Optimal sampling recovery of mixed order Sobolev embeddings via discrete Littlewood-Paley type characterizations
For researchers in approximation theory and numerical analysis, this closes gaps in the understanding of optimal sampling recovery for mixed smoothness spaces.
The paper provides sharp upper bounds for the asymptotic order of linear and nonlinear sampling widths for mixed order Sobolev embeddings, showing that in certain regimes linear Smolyak interpolation achieves optimal rates matching Gelfand or linear widths.
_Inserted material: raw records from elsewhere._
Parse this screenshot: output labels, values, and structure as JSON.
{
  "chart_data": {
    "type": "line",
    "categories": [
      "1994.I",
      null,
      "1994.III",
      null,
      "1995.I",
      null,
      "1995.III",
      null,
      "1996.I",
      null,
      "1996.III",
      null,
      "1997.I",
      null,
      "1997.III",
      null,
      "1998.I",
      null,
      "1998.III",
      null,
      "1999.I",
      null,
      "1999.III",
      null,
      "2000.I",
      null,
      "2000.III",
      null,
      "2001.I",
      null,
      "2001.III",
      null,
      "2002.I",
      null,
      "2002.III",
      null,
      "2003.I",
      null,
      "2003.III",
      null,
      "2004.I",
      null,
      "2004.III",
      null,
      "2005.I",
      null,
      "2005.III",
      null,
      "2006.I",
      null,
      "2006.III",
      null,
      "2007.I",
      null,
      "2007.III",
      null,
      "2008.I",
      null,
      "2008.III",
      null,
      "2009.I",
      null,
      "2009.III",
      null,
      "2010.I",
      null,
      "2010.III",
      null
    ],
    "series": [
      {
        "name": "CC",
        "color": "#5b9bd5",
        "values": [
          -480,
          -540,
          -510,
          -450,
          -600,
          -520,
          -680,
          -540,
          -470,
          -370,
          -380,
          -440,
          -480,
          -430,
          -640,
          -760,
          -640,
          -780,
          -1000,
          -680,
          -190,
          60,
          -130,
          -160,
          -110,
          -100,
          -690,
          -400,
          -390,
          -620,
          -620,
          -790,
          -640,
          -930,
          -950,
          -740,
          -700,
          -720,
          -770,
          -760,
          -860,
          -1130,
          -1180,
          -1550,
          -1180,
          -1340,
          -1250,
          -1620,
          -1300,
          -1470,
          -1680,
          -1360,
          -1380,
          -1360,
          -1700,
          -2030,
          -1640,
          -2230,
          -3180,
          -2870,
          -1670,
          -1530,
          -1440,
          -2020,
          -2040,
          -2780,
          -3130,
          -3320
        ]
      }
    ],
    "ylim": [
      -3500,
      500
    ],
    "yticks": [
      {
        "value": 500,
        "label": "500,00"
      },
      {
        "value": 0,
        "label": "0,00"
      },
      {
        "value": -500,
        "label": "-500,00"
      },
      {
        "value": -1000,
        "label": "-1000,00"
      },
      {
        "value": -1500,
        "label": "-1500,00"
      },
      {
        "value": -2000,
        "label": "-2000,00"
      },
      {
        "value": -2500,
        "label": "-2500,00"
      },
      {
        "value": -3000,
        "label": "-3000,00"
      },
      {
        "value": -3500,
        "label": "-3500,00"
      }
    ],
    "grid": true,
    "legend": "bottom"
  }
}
In this paper we consider the $L_q$-approximation of multivariate periodic functions $f$ with $L_p$-bounded mixed derivative (difference). The (possibly non-linear) reconstruction algorithm is supposed to recover the function from function values, sampled on a discrete set of $n$ sampling nodes. The general performance is measured in terms of (non-)linear sampling widths $\varrho_n$. We conduct a systematic analysis of Smolyak type interpolation algorithms in the framework of Besov-Lizorkin-Triebel spaces of dominating mixed smoothness based on specifically tailored discrete Littlewood-Paley type characterizations. As a consequence, we provide sharp upper bounds for the asymptotic order of the (non-)linear sampling widths in various situations and close some gaps in the existing literature. For example, in case $2\leq p<q<\infty$ and $r>1/p$ the linear sampling widths $\varrho_n^{\text{lin}}(S^r_pW(\mathbb{T}^d),L_q(\mathbb{T}^d))$ and $\varrho^{\text{lin}}_n(S^r_{p,\infty}B(\mathbb{T}^d),L_q(\mathbb{T}^d))$ show the asymptotic behavior of the corresponding Gelfand $n$-widths, whereas in case $1 < p < q \leq 2$ and $r>1/p$ the linear sampling widths match the corresponding linear widths. In the mentioned cases linear Smolyak interpolation based on univariate classical trigonometric interpolation turns out to be optimal.